Jego zdaniem ewentualny wybór Antkowiaka na prezesa PZPN będzie oznaczać zachowanie status quo.
- Dla opinii społecznej przynajmniej na początku będzie to dobry wybór, bo Antkowiak kojarzy się lepiej niż Lato czy Kręcina. Ale on stoi na stanowisku, że polska piłka ma się dobrze i nie potrzeba rewolucyjnych zmian. Dlatego szefowie wojewódzkich związków mogą go poprzeć. Jest dla nich przewidywalny i, jak Lato, nie będzie podejmował ważnych decyzji samodzielnie lub z wąskim gronem współpracowników. Ja jednak uważam, że PZPN i polska piłka potrzebuje solidnego kopniaka, a nie pozornych ruchów - zaznaczył Gniatkowski.

Sukcesy i porażki
Antkowiak wśród swoich sukcesów wymienia m.in. fakt, że Euro 2012 odbyło się w Poznaniu, organizację mistrzostw Europy U19 w 2006 roku oraz sukcesy lokalnej młodzieży.
- Jeśli chodzi o porażki, to na pewno afera korupcyjna, ale z tym mieliśmy problem w całym kraju - przyznał.
To jednak za jego kadencji w zarządzie WZPN zasiadał główny oskarżony w aferze korupcyjnej Ryszard F., a wrocławska prokuratura przedstawiła zarzuty wielu sędziom z Wielkopolski.

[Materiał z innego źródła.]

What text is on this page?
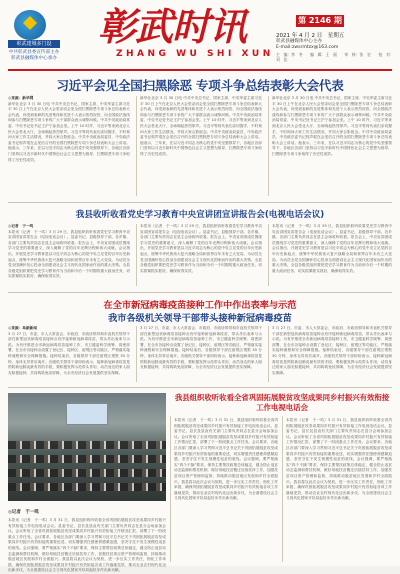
彰武建城多门设
中共彰武县委宣传部主办
彰武县融媒体中心承办
彰武时讯
ZHANG WU SHI XUN
第 2146 期
2021 年 4 月 2 日　星期五
彰武县融媒体中心主办
E-mail:zwsrmtzx@163.com
主　编：李　冬　　编　辑：王　丽　　审　核：张　宏　　校　对：刘　佳
习近平会见全国扫黑除恶 专项斗争总结表彰大会代表
◎来源：新华网
新华社北京 3 月 30 日电 中共中央总书记、国家主席、中央军委主席习近平 30 日上午在北京人民大会堂亲切会见全国扫黑除恶专项斗争总结表彰大会代表，向受到表彰的先进集体和先进个人表示热烈祝贺，向全国政法战线和参与扫黑除恶专项斗争的广大干部群众表示诚挚问候。中共中央政治局常委、中央书记处书记王沪宁参加会见。上午 10 时许，习近平等来到北京人民大会堂北大厅，全场响起热烈掌声。习近平等同代表们亲切握手，不时询问大家工作生活情况，并同大家合影留念。中共中央政治局委员、中央政法委书记郭声琨在会见后召开的全国扫黑除恶专项斗争总结表彰大会上讲话。他表示，三年来，在以习近平同志为核心的党中央坚强领导下，各地区各部门坚持以习近平新时代中国特色社会主义思想为指导，扫黑除恶专项斗争取得了历史性成效。
新华社北京 3 月 30 日电 中共中央总书记、国家主席、中央军委主席习近平 30 日上午在北京人民大会堂亲切会见全国扫黑除恶专项斗争总结表彰大会代表，向受到表彰的先进集体和先进个人表示热烈祝贺，向全国政法战线和参与扫黑除恶专项斗争的广大干部群众表示诚挚问候。中共中央政治局常委、中央书记处书记王沪宁参加会见。上午 10 时许，习近平等来到北京人民大会堂北大厅，全场响起热烈掌声。习近平等同代表们亲切握手，不时询问大家工作生活情况，并同大家合影留念。中共中央政治局委员、中央政法委书记郭声琨在会见后召开的全国扫黑除恶专项斗争总结表彰大会上讲话。他表示，三年来，在以习近平同志为核心的党中央坚强领导下，各地区各部门坚持以习近平新时代中国特色社会主义思想为指导，扫黑除恶专项斗争取得了历史性成效。
新华社北京 3 月 30 日电 中共中央总书记、国家主席、中央军委主席习近平 30 日上午在北京人民大会堂亲切会见全国扫黑除恶专项斗争总结表彰大会代表，向受到表彰的先进集体和先进个人表示热烈祝贺，向全国政法战线和参与扫黑除恶专项斗争的广大干部群众表示诚挚问候。中共中央政治局常委、中央书记处书记王沪宁参加会见。上午 10 时许，习近平等来到北京人民大会堂北大厅，全场响起热烈掌声。习近平等同代表们亲切握手，不时询问大家工作生活情况，并同大家合影留念。中共中央政治局委员、中央政法委书记郭声琨在会见后召开的全国扫黑除恶专项斗争总结表彰大会上讲话。他表示，三年来，在以习近平同志为核心的党中央坚强领导下，各地区各部门坚持以习近平新时代中国特色社会主义思想为指导，扫黑除恶专项斗争取得了历史性成效。
我县收听收看党史学习教育中央宣讲团宣讲报告会(电视电话会议)
◎记者　于一鸣
本报讯（记者　于一鸣）3 月 29 日，我县组织收听收看党史学习教育中央宣讲团宣讲报告会（电视电话会议）。县委书记、县级领导干部，各乡镇、各部门主要负责同志在县主会场收听收看。报告会上，中央宣讲团成员围绕学习党史的重要意义，深入阐释了党的百年光辉历程和伟大成就。会议指出，开展党史学习教育是以习近平同志为核心的党中央立足党的百年历史新起点、统筹中华民族伟大复兴战略全局和世界百年未有之大变局，为动员全党全国满怀信心投身全面建设社会主义现代化国家而作出的重大决策。全县各级党组织要把党史学习教育作为当前和今后一个时期的重大政治任务，切实抓紧抓实抓好，确保取得实效。
本报讯（记者　于一鸣）3 月 29 日，我县组织收听收看党史学习教育中央宣讲团宣讲报告会（电视电话会议）。县委书记、县级领导干部，各乡镇、各部门主要负责同志在县主会场收听收看。报告会上，中央宣讲团成员围绕学习党史的重要意义，深入阐释了党的百年光辉历程和伟大成就。会议指出，开展党史学习教育是以习近平同志为核心的党中央立足党的百年历史新起点、统筹中华民族伟大复兴战略全局和世界百年未有之大变局，为动员全党全国满怀信心投身全面建设社会主义现代化国家而作出的重大决策。全县各级党组织要把党史学习教育作为当前和今后一个时期的重大政治任务，切实抓紧抓实抓好，确保取得实效。
本报讯（记者　于一鸣）3 月 29 日，我县组织收听收看党史学习教育中央宣讲团宣讲报告会（电视电话会议）。县委书记、县级领导干部，各乡镇、各部门主要负责同志在县主会场收听收看。报告会上，中央宣讲团成员围绕学习党史的重要意义，深入阐释了党的百年光辉历程和伟大成就。会议指出，开展党史学习教育是以习近平同志为核心的党中央立足党的百年历史新起点、统筹中华民族伟大复兴战略全局和世界百年未有之大变局，为动员全党全国满怀信心投身全面建设社会主义现代化国家而作出的重大决策。全县各级党组织要把党史学习教育作为当前和今后一个时期的重大政治任务，切实抓紧抓实抓好，确保取得实效。
在全市新冠病毒疫苗接种工作中作出表率与示范
我市各级机关领导干部带头接种新冠病毒疫苗
◎来源：阜新新闻
3 月 27 日，市委、市人大常委会、市政府、市政协领导和市直机关领导干部在新型冠状病毒疫苗接种点有序接种新冠病毒疫苗，带头作出表率与示范。为有序推进全市新冠病毒疫苗接种工作，市卫健委科学统筹、周密部署，在全市各接种点设置了登记区、接种区、留观区等功能区，严格落实接种流程和安全保障措施。接种结束后，各级领导干部在留观区观察 30 分钟，身体无异常后离开。各级机关领导干部纷纷表示，接种新冠病毒疫苗是预防新冠肺炎最有效的手段，要积极发挥示范带头作用，动员身边的家人朋友积极接种，共同构筑免疫屏障，为全市经济社会发展提供坚实保障。
3 月 27 日，市委、市人大常委会、市政府、市政协领导和市直机关领导干部在新型冠状病毒疫苗接种点有序接种新冠病毒疫苗，带头作出表率与示范。为有序推进全市新冠病毒疫苗接种工作，市卫健委科学统筹、周密部署，在全市各接种点设置了登记区、接种区、留观区等功能区，严格落实接种流程和安全保障措施。接种结束后，各级领导干部在留观区观察 30 分钟，身体无异常后离开。各级机关领导干部纷纷表示，接种新冠病毒疫苗是预防新冠肺炎最有效的手段，要积极发挥示范带头作用，动员身边的家人朋友积极接种，共同构筑免疫屏障，为全市经济社会发展提供坚实保障。
3 月 27 日，市委、市人大常委会、市政府、市政协领导和市直机关领导干部在新型冠状病毒疫苗接种点有序接种新冠病毒疫苗，带头作出表率与示范。为有序推进全市新冠病毒疫苗接种工作，市卫健委科学统筹、周密部署，在全市各接种点设置了登记区、接种区、留观区等功能区，严格落实接种流程和安全保障措施。接种结束后，各级领导干部在留观区观察 30 分钟，身体无异常后离开。各级机关领导干部纷纷表示，接种新冠病毒疫苗是预防新冠肺炎最有效的手段，要积极发挥示范带头作用，动员身边的家人朋友积极接种，共同构筑免疫屏障，为全市经济社会发展提供坚实保障。
我县组织收听收看全省巩固拓展脱贫攻坚成果同乡村振兴有效衔接工作电视电话会
◎记者　于一鸣
本报讯（记者　于一鸣）3 月 31 日，我县组织收听收看全省巩固拓展脱贫攻坚成果同乡村振兴有效衔接工作电视电话会议。县委书记、县长及县直有关部门主要负责同志在县分会场参加会议。会议听取了全省巩固拓展脱贫攻坚成果同乡村振兴有效衔接工作情况汇报，部署了下一阶段重点工作任务。会议要求，各地区各部门要深入学习贯彻习近平总书记关于巩固拓展脱贫攻坚成果同乡村振兴有效衔接的重要论述，切实增强责任感使命感紧迫感，坚决守住不发生规模性返贫的底线。会议强调，要严格落实“四个不摘”要求，保持主要帮扶政策总体稳定，健全防止返贫动态监测和帮扶机制，做好易地扶贫搬迁后续扶持工作，加强扶贫项目资产管理和监督，持续推动脱贫地区发展和乡村全面振兴。我县将以此次会议为契机，进一步压实工作责任，细化工作举措，确保巩固拓展脱贫攻坚成果同乡村振兴有效衔接各项工作落地见效，推动农业农村现代化迈出新步伐，为全面建设社会主义现代化国家开好局起好步作出新贡献。
本报讯（记者　于一鸣）3 月 31 日，我县组织收听收看全省巩固拓展脱贫攻坚成果同乡村振兴有效衔接工作电视电话会议。县委书记、县长及县直有关部门主要负责同志在县分会场参加会议。会议听取了全省巩固拓展脱贫攻坚成果同乡村振兴有效衔接工作情况汇报，部署了下一阶段重点工作任务。会议要求，各地区各部门要深入学习贯彻习近平总书记关于巩固拓展脱贫攻坚成果同乡村振兴有效衔接的重要论述，切实增强责任感使命感紧迫感，坚决守住不发生规模性返贫的底线。会议强调，要严格落实“四个不摘”要求，保持主要帮扶政策总体稳定，健全防止返贫动态监测和帮扶机制，做好易地扶贫搬迁后续扶持工作，加强扶贫项目资产管理和监督，持续推动脱贫地区发展和乡村全面振兴。我县将以此次会议为契机，进一步压实工作责任，细化工作举措，确保巩固拓展脱贫攻坚成果同乡村振兴有效衔接各项工作落地见效，推动农业农村现代化迈出新步伐，为全面建设社会主义现代化国家开好局起好步作出新贡献。
本报讯（记者　于一鸣）3 月 31 日，我县组织收听收看全省巩固拓展脱贫攻坚成果同乡村振兴有效衔接工作电视电话会议。县委书记、县长及县直有关部门主要负责同志在县分会场参加会议。会议听取了全省巩固拓展脱贫攻坚成果同乡村振兴有效衔接工作情况汇报，部署了下一阶段重点工作任务。会议要求，各地区各部门要深入学习贯彻习近平总书记关于巩固拓展脱贫攻坚成果同乡村振兴有效衔接的重要论述，切实增强责任感使命感紧迫感，坚决守住不发生规模性返贫的底线。会议强调，要严格落实“四个不摘”要求，保持主要帮扶政策总体稳定，健全防止返贫动态监测和帮扶机制，做好易地扶贫搬迁后续扶持工作，加强扶贫项目资产管理和监督，持续推动脱贫地区发展和乡村全面振兴。我县将以此次会议为契机，进一步压实工作责任，细化工作举措，确保巩固拓展脱贫攻坚成果同乡村振兴有效衔接各项工作落地见效，推动农业农村现代化迈出新步伐，为全面建设社会主义现代化国家开好局起好步作出新贡献。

Pytany, do którego z czterech pozostałych kandydatów jest mu najbliższej, odpowiedział: - Rozmawiam, ze wszystkimi, ale najczęściej ze Zbigniewem Bońkiem - zdradził.
Kontrkandydatami Antkowiaka na stanowisko szefa PZPN będą, oprócz Bońka, Roman Kosecki (były reprezentant Polski, obecnie poseł PO), Zdzisław Kręcina (były sekretarz generalny PZPN) i Edward Potok (prezes Łódzkiego ZPN).